The light shone down ahead of him, a green beam like a search light brighter than he could stand to look at for long. It turned off and on twice more, sudden and startling each time. He increased his pace, his legs burning and his lungs begging for air. He was gasping as he made it to the edge of the field. There was no sign of Rose and no sign of whatever had come from the sky, but he could smell the burning stink of ozone and hear the sound of engines pushed far past their capabilities.
He leaned against a tree, panting as he tried to get his breath back. Clearly the week here with little exercise and too much of Mrs. Jenkins’ good food was making him pay a price. He kept his eyes on the field and then saw the grass bending over. The light shone again, beautiful and less violently bright. He was about to walk towards it when a boy emerged from a different part of the woods, approaching it as if hypnotized.
The light disappeared and the boy seemed to snap out of his daze and approach it with more caution. “Hello?” the boy called out. “I said hello.” He glanced up at the sky and then back at the ground. “Is that some kind of aeroplane?” He continued onward, undeterred by the lack of response. “Are you chaps all right?” he asked and was immediately hit by an enormous green bubble that swayed in a way that almost made Pete motion sick, before encompassing the boy completely.
Then it shut off and the only sign that something was there was a shadow on the grass and the indentation of something large.

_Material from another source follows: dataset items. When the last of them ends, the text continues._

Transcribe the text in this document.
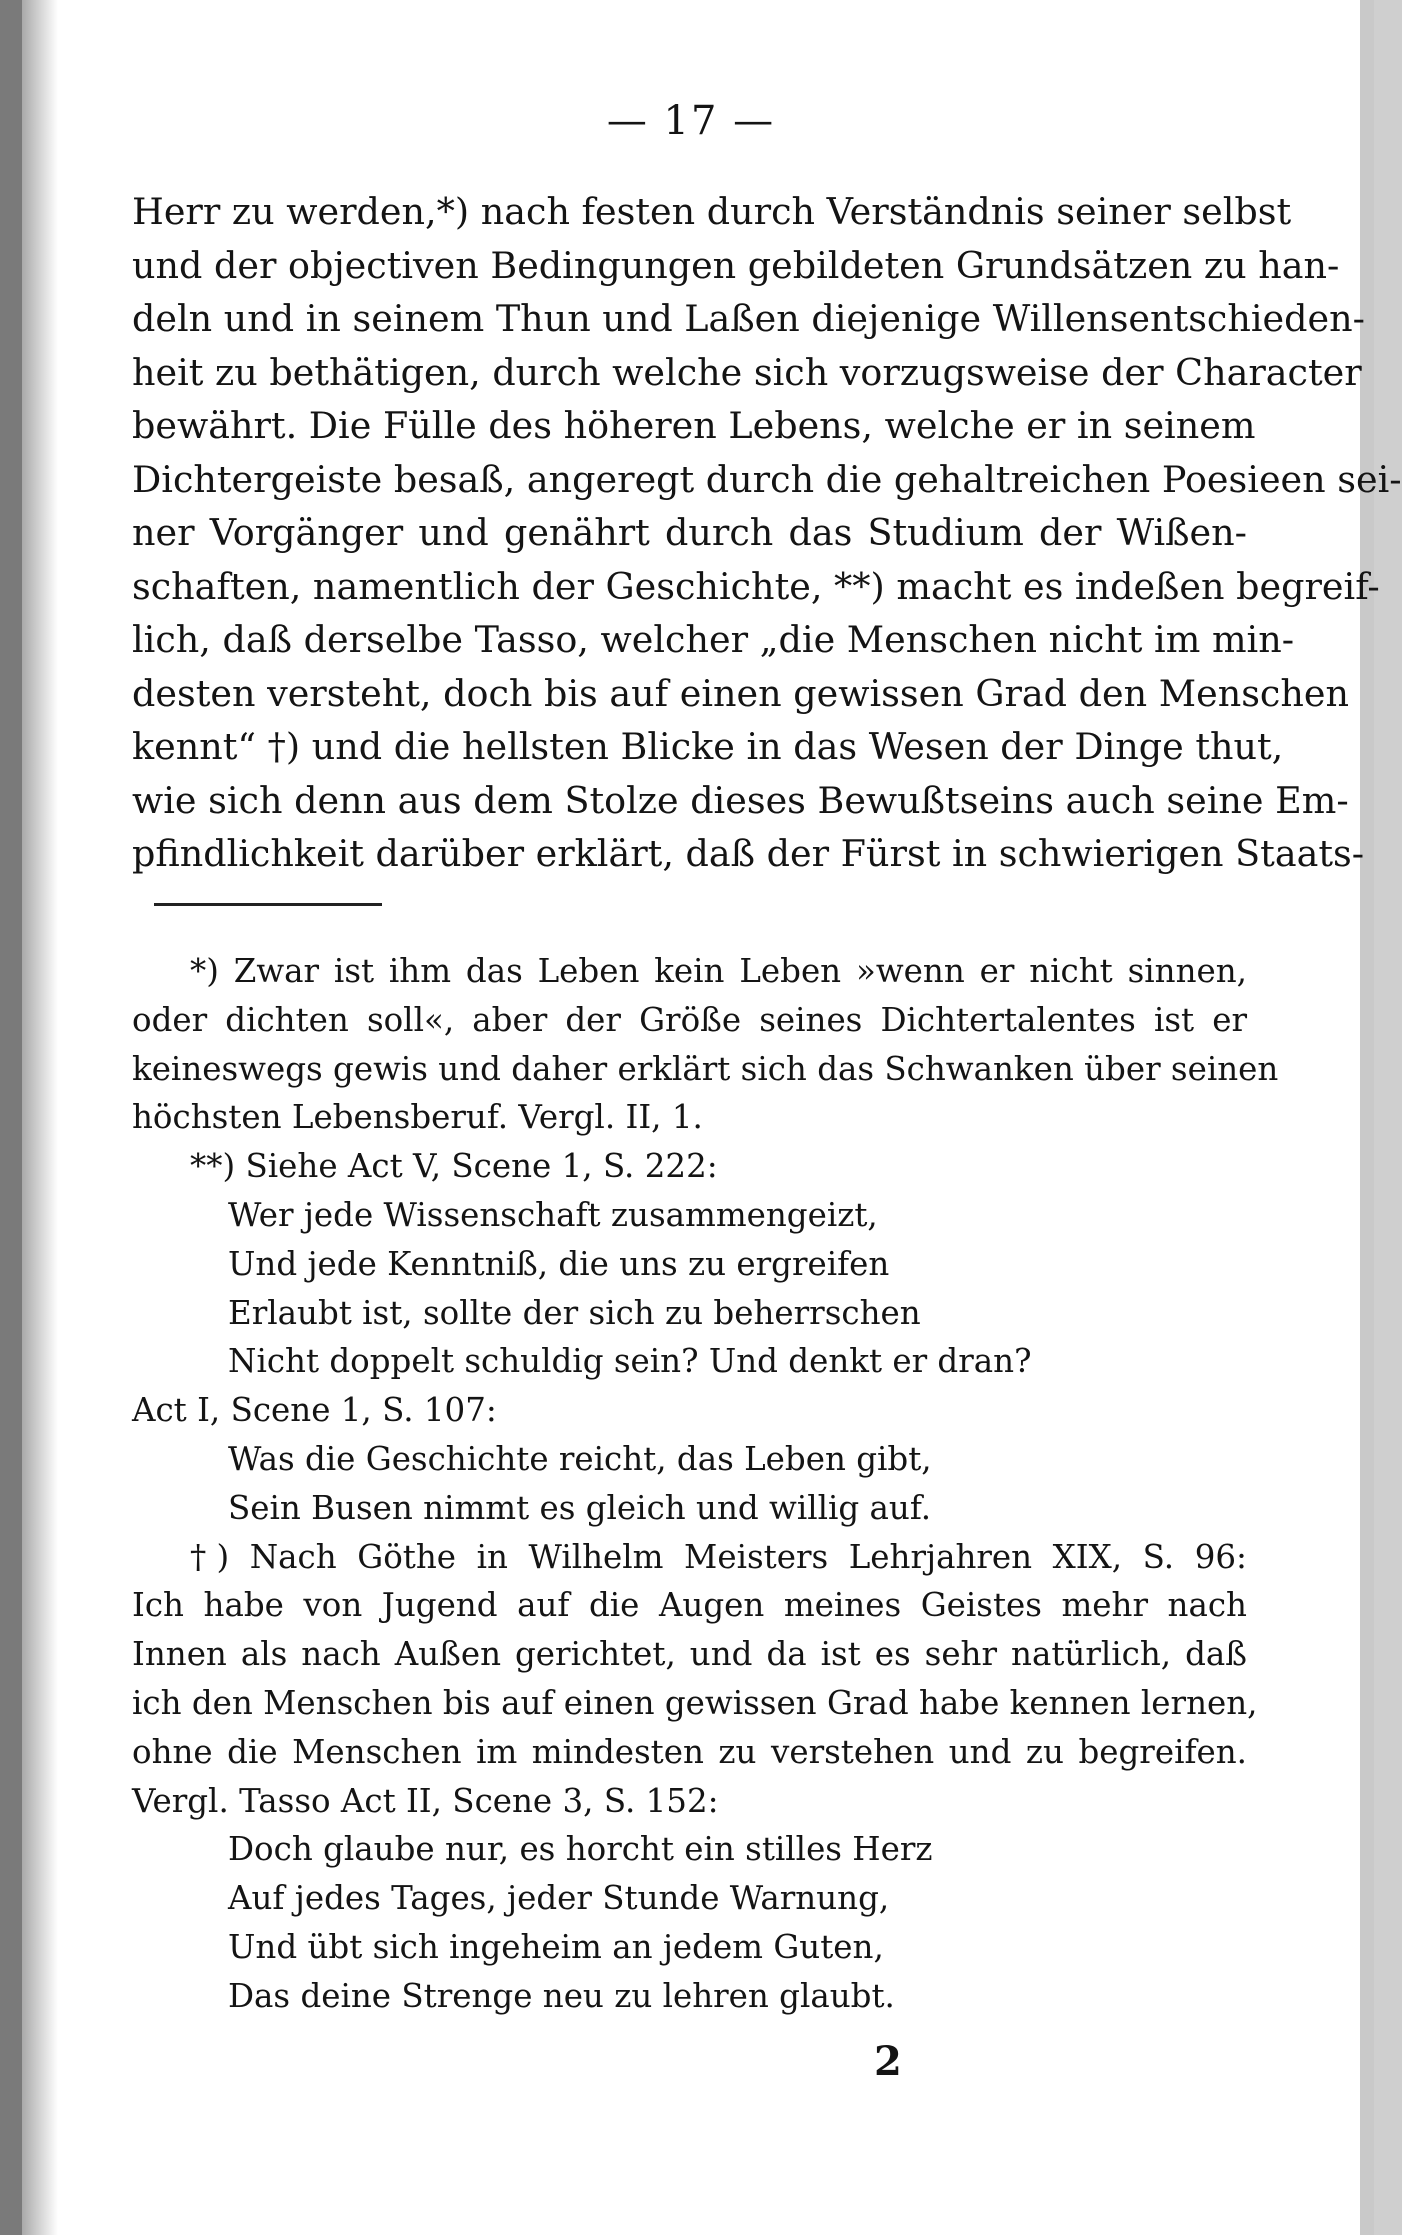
— 17 —
Herr zu werden,*) nach festen durch Verständnis seiner selbst
und der objectiven Bedingungen gebildeten Grundsätzen zu han-
deln und in seinem Thun und Laßen diejenige Willensentschieden-
heit zu bethätigen, durch welche sich vorzugsweise der Character
bewährt. Die Fülle des höheren Lebens, welche er in seinem
Dichtergeiste besaß, angeregt durch die gehaltreichen Poesieen sei-
ner Vorgänger und genährt durch das Studium der Wißen-
schaften, namentlich der Geschichte, **) macht es indeßen begreif-
lich, daß derselbe Tasso, welcher „die Menschen nicht im min-
desten versteht, doch bis auf einen gewissen Grad den Menschen
kennt“ †) und die hellsten Blicke in das Wesen der Dinge thut,
wie sich denn aus dem Stolze dieses Bewußtseins auch seine Em-
pfindlichkeit darüber erklärt, daß der Fürst in schwierigen Staats-
*) Zwar ist ihm das Leben kein Leben »wenn er nicht sinnen,
oder dichten soll«, aber der Größe seines Dichtertalentes ist er
keineswegs gewis und daher erklärt sich das Schwanken über seinen
höchsten Lebensberuf. Vergl. II, 1.
**) Siehe Act V, Scene 1, S. 222:
Wer jede Wissenschaft zusammengeizt,
Und jede Kenntniß, die uns zu ergreifen
Erlaubt ist, sollte der sich zu beherrschen
Nicht doppelt schuldig sein? Und denkt er dran?
Act I, Scene 1, S. 107:
Was die Geschichte reicht, das Leben gibt,
Sein Busen nimmt es gleich und willig auf.
†) Nach Göthe in Wilhelm Meisters Lehrjahren XIX, S. 96:
Ich habe von Jugend auf die Augen meines Geistes mehr nach
Innen als nach Außen gerichtet, und da ist es sehr natürlich, daß
ich den Menschen bis auf einen gewissen Grad habe kennen lernen,
ohne die Menschen im mindesten zu verstehen und zu begreifen.
Vergl. Tasso Act II, Scene 3, S. 152:
Doch glaube nur, es horcht ein stilles Herz
Auf jedes Tages, jeder Stunde Warnung,
Und übt sich ingeheim an jedem Guten,
Das deine Strenge neu zu lehren glaubt.
2
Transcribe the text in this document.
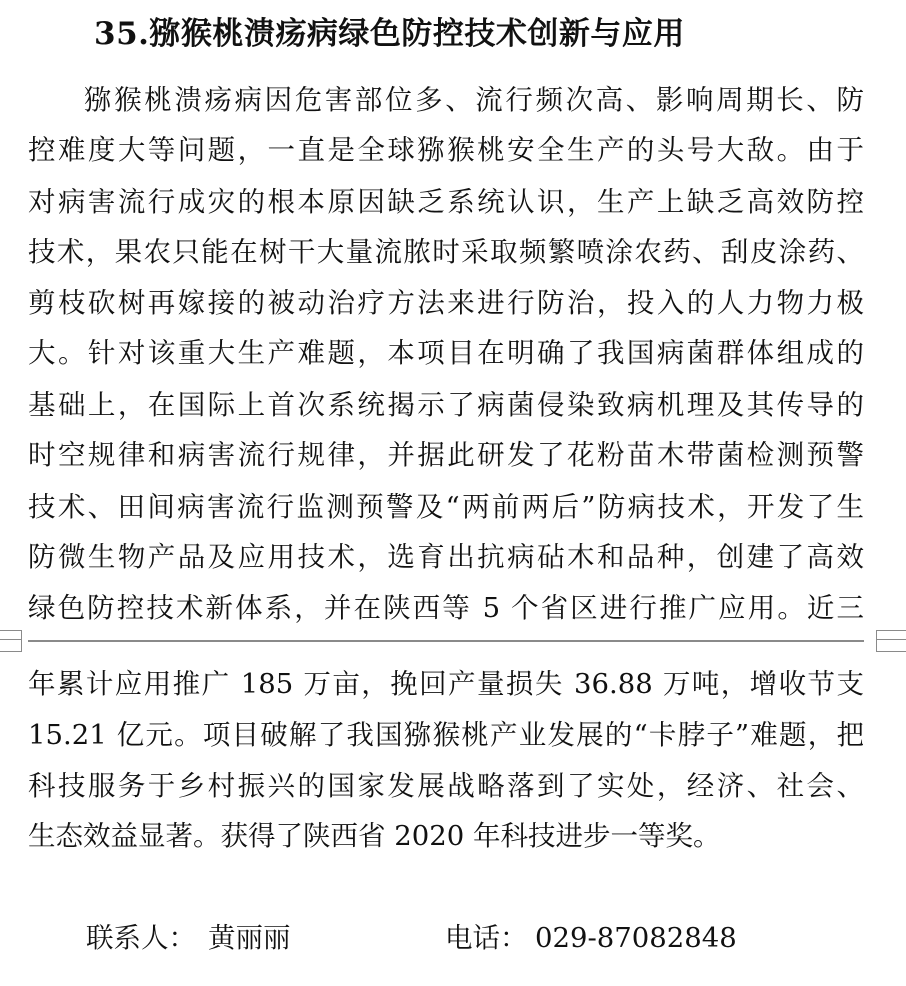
35.猕猴桃溃疡病绿色防控技术创新与应用
猕猴桃溃疡病因危害部位多、流行频次高、影响周期长、防
控难度大等问题，一直是全球猕猴桃安全生产的头号大敌。由于
对病害流行成灾的根本原因缺乏系统认识，生产上缺乏高效防控
技术，果农只能在树干大量流脓时采取频繁喷涂农药、刮皮涂药、
剪枝砍树再嫁接的被动治疗方法来进行防治，投入的人力物力极
大。针对该重大生产难题，本项目在明确了我国病菌群体组成的
基础上，在国际上首次系统揭示了病菌侵染致病机理及其传导的
时空规律和病害流行规律，并据此研发了花粉苗木带菌检测预警
技术、田间病害流行监测预警及“两前两后”防病技术，开发了生
防微生物产品及应用技术，选育出抗病砧木和品种，创建了高效
绿色防控技术新体系，并在陕西等 5 个省区进行推广应用。近三
年累计应用推广 185 万亩，挽回产量损失 36.88 万吨，增收节支
15.21 亿元。项目破解了我国猕猴桃产业发展的“卡脖子”难题，把
科技服务于乡村振兴的国家发展战略落到了实处，经济、社会、
生态效益显著。获得了陕西省 2020 年科技进步一等奖。
联系人： 黄丽丽	电话： 029-87082848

The boy edged forward mere inches, his hands before him. They contacted something and again the bubble erupted. Pete could see the outline of a space ship and his heart, which had started to return to normal after his frantic run, began pounding again.
“But, what,” the boy said withdrawing his hands and looking from side to side in confusion. An owl called in the darkness, distracting the teen for a few brief seconds before his attention again returned to the thing before him.
The boy banged his hand forward and pulled it back, shaking it in pain from the contact that had once again lit an outline of the ship. “But…but, that’s—that’s impossible.” He edged sideways a few steps then reached forward again with both hands, clearly trying to understand a situation that a mind from 1913 could not hope to understand.
Pete heard the loud clang of metal and the boy’s hand pushed forward into empty space. “Some kind of door,” the boy said. “Hello?” The kid’s voice echoed metallically and for a moment Pete’s mind flashed back to the Cybermen before he ruthlessly pushed that thought back down. “Is—is anyone there?” He pushed his way forward, his whole body enveloped in green and then suddenly disappeared from sight.
As he did, Rose and Martha came running into view. Pete stepped out of the woods. “Dad!” Rose called out.
“Come away from there,” Pete called gesturing urgently for the women to join him.
“Did you see it, Dad?” Rose asked.
“Yes, and we need to go right now. It’s—.” He broke off and glanced at Martha. “Something fell from the sky,” he said, hedging.
“I rather think it was a space ship, sir,” Martha said. “And you’re right. We need to go, because it’s not safe here.”
Pete’s mouth fell open, but he allowed Rose and Martha to hustle him back into the shelter of the woods.